Martin Pooley, Marrikville, Australia
This is definitely the funniest influential writer I have ever read on the BBC news, which I've read daily for many years. While providing serious content in a memorable way, the writer couched all of it in ways that were unique yet recognizably Australian. I hope this writer becomes a permanent fixture on the BBC online news.
Jim de Witt, Hong Kong
The cane toad farce is an excellent example of how human arrogance can make a situation worse. But it's not arrogance born of knowledge or experience, it's the worst type - arrogance born of ignorance. Another excellent and topical example is the increased research and support for geo-engineering to combat AGW. Will we ever learn?
She swallowed the dog to catch the cat,
She swallowed the cat to catch the rat,
she swallowed the rat to catch the spider,
she swallowed the spider to catch the fly. . . .
James Marsden, Leeds
Excellent article! They haven't reached Vic yet, but are all over Queensland and the NT when I was up there. This does make me think though - was the arch-enemy from Dangermouse a stark gaze into the future? Scary.
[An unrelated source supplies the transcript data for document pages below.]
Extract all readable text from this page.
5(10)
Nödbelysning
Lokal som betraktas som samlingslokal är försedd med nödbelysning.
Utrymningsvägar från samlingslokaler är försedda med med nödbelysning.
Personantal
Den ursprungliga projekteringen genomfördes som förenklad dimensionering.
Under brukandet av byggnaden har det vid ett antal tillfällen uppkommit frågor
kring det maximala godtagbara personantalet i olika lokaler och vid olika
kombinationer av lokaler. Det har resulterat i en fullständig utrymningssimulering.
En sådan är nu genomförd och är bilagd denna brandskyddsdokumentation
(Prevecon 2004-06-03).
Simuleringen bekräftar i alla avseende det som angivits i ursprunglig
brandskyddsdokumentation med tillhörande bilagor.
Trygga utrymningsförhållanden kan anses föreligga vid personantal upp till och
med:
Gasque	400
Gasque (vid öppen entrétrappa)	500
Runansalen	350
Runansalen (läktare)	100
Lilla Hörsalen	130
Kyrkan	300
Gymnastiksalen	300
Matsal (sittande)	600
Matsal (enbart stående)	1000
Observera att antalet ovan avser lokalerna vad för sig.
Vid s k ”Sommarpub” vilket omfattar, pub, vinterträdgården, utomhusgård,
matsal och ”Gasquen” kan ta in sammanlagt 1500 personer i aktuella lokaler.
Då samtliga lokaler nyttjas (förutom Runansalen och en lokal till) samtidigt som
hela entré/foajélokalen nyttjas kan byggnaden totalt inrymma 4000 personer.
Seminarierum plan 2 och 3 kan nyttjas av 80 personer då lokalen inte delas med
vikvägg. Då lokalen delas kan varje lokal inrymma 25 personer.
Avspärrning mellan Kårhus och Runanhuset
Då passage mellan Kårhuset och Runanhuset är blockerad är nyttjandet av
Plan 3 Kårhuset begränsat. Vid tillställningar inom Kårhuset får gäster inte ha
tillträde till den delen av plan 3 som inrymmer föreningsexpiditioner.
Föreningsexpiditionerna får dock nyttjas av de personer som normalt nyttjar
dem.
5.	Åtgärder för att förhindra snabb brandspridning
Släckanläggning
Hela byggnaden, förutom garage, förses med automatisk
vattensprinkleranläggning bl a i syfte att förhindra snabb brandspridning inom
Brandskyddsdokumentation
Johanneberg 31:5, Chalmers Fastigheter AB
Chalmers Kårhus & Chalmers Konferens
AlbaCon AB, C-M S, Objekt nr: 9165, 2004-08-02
Richard, Melbourne, Australia
This article is to funny... impossible to find this kind of humour in the French press. I will send it to my daughter who just arrived in Sydney and will live there for four years, she should learn the toad language right away!
Marc Wuyts, Tronget, France
This story was great. I was thoroughly entertained, especially as I will be visiting Australia in 2 months time. I will most probably encounter these toads on my visit, and I will be sure to think back to this article, especially the part about toad licking resulting in death.
Mary Catherine, Maple Glen, Pennsylvania, USA
Wow this article tried to fluff itself up with so much wordsmithing the entire points of it are lost. I think it had some good points about evolution in pest control (which is why it is rarely called extermination anymore) but trying to specifically dig them out is like going through a root canal.
Jacob Kinnun, Tucson, AZ
That article made me laugh till I croaked - I mean choked, so perhaps the cane toad is a threat to human survival after all.
Marion Monahan, Bristol
Having learned of Cane Toads several years ago from a movie by the same name, I have been following their growing notoriety in the press. The toads have finally found in the author of the article a worthy and noble proponent of their cause. Their rapid expansion, toxic composition and insatiable quest for filling every corner of their environment is reminiscent of the species chronicling their ascendance. Perhaps in one regard, the toads exceed the accomplishments of homo sapiens. No record exists of toads making war on each other, except for the occasional accidental case of toad self ingestion. Perhaps we could learn from them, or perhaps they've learned from our mistakes and will soon establish a superior and less self destructive civilization on the remnants of our own. We dominated for 10,000 years. That was yesterday. This is Toad Day.